From the 12th century, this town became more prominent and entered the sphere of influence of the Siena Republic. During the 13th century, the strategic location and its many commercial and manufacturing activities made Montepulciano a very popular and disputed destination between the historical enemies of Florence and Siena. The next century is marked by constant struggles for power over these lands: at the end of this tumultuous period, the city chose to ally itself with Florence. The 15th century was the beginning of a thriving time, made up of political and social balance that favored a cultural renaissance that lasted until the mid-16th century.
Montepulciano, at that time, was the center of the commercial and artistic life of the Val di Chiana: in 1467, with the establishment of Monte Pio, one of the first banks in the world was founded here. Even then the Montepulciano red wine was known and sold abroad.
Vino Nobile di Montepulciano DOCG is grown in the areas of the province of Siena and is one of the oldest Italian wines. Some documents of merchants of the 14th century provide the first evidence of its value as an export product of top quality. Another clue to its fame can be found in the work ‘Bacchus in Tuscany’ (1685), in which the naturalist and physician Francesco Redi says ‘Montepulciano of every wine is King!’
The endorsement ‘Nobile di Montepulciano’ dates back to the 18th century, but the establishment of this as its official name came in the 20th century thanks to Adamo Fanetti, the first producer of this wine which is today still labeled as ‘Noble’.

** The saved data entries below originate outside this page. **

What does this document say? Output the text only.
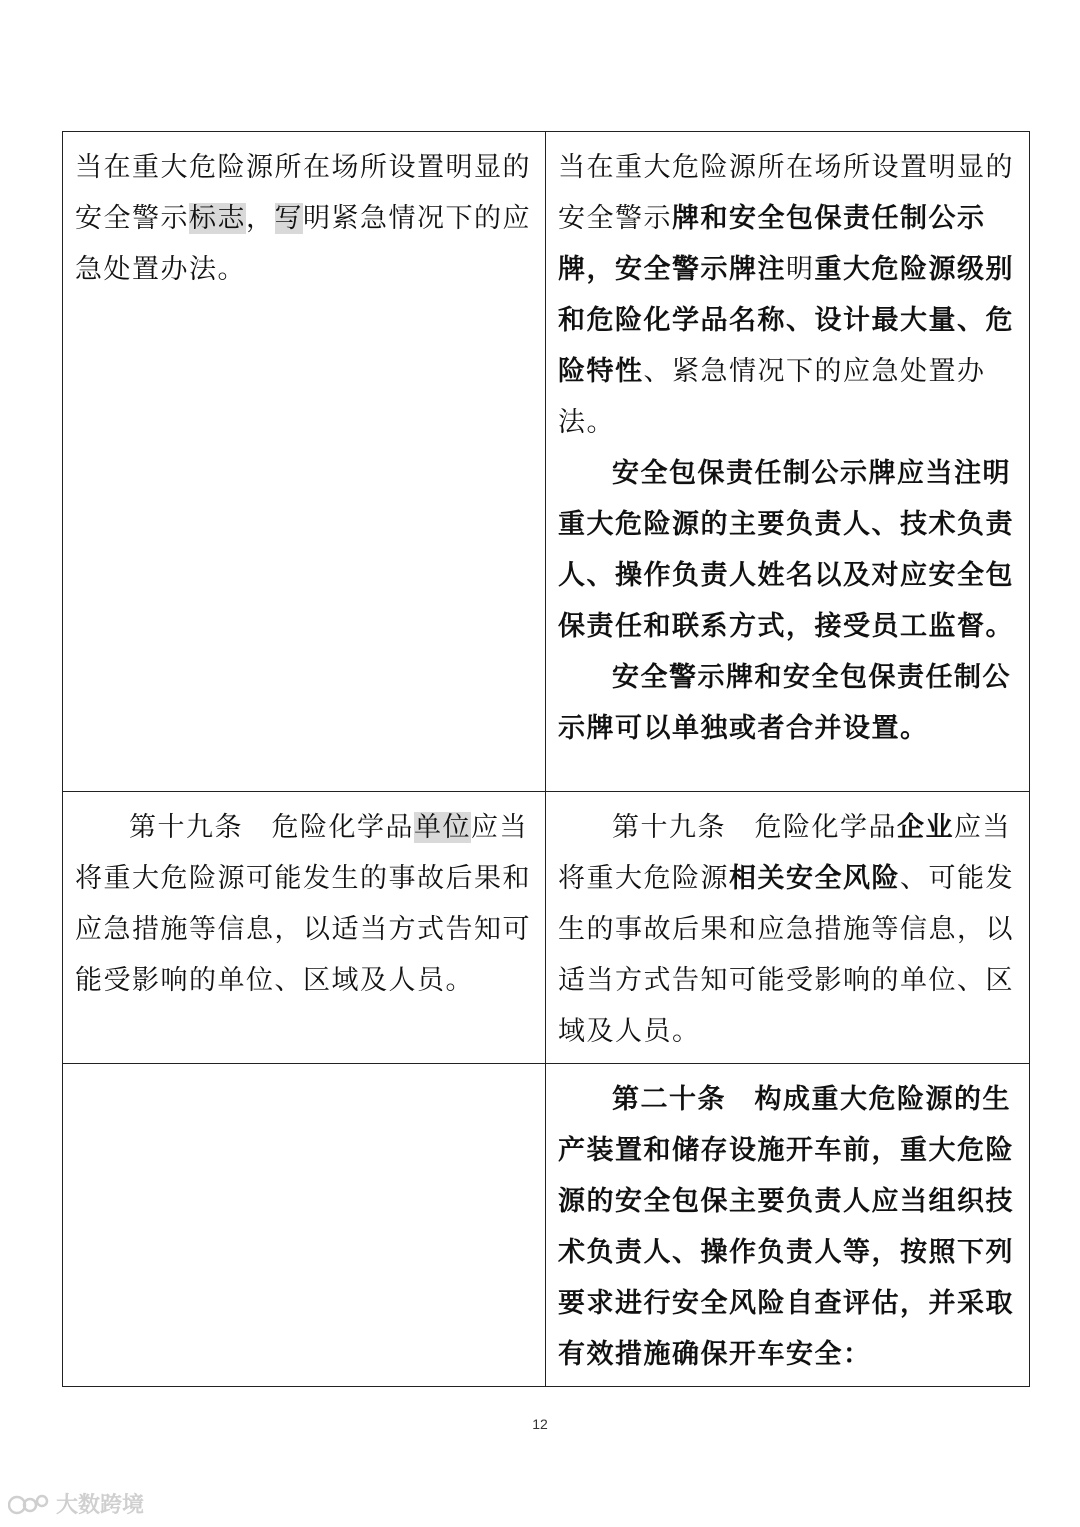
当在重大危险源所在场所设置明显的安全警示标志，写明紧急情况下的应急处置办法。	当在重大危险源所在场所设置明显的安全警示牌和安全包保责任制公示牌，安全警示牌注明重大危险源级别和危险化学品名称、设计最大量、危险特性、紧急情况下的应急处置办法。

安全包保责任制公示牌应当注明重大危险源的主要负责人、技术负责人、操作负责人姓名以及对应安全包保责任和联系方式，接受员工监督。

安全警示牌和安全包保责任制公示牌可以单独或者合并设置。

第十九条　危险化学品单位应当将重大危险源可能发生的事故后果和应急措施等信息，以适当方式告知可能受影响的单位、区域及人员。	第十九条　危险化学品企业应当将重大危险源相关安全风险、可能发生的事故后果和应急措施等信息，以适当方式告知可能受影响的单位、区域及人员。

	第二十条　构成重大危险源的生产装置和储存设施开车前，重大危险源的安全包保主要负责人应当组织技术负责人、操作负责人等，按照下列要求进行安全风险自查评估，并采取有效措施确保开车安全：

12
大数跨境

Each year on the last Sunday of August, Montepulciano hosts a race of medieval origins consisting of a running while pushing wine barrels uphill. Similarly to the medieval tradition, a painted cloth is awarded to the winner.
The castle of Montepulciano
Piazza Grande, situated at the highest point of the town, is the center of Montepulciano and is dominated by the great tower and the Gothic façade of the Palazzo Comunale. From the top of the tower, you can see as far as Radicofani, the Val d’Orcia and the Lake Trasimeno. The square is lined with some grand buildings like the Cathedral and the Town Hall. There are also restaurants and cafes.
Montepulciano’s cathedral is situated on the southern side of Piazza Grande. Its façade is unfinished but inside there is a very impressive altarpiece created in 1401, painted on wood and decorated with gold.
The Palazzo Comunale (Town Hall) is situated in Piazza Grande and you can climb to the top of the tower to enjoy a fantastic view.
The church of Santa Maria delle Grazie (late 16th century) has a simple Mannerist façade with a three-arcade portico. The interior has a single nave and houses a precious terracotta altar by Andrea della Robbia.
Montepulciano is car-free. Cars are not allowed inside the historical old center unless you have a permit, so you must park at the edge of the town. Note that in summer it will be crowded. Wear your walking shoes, you will be walking uphill a lot.
There is no train station in Montepulciano so I recommend you either rent your own car or book a tour that includes a visit to the town.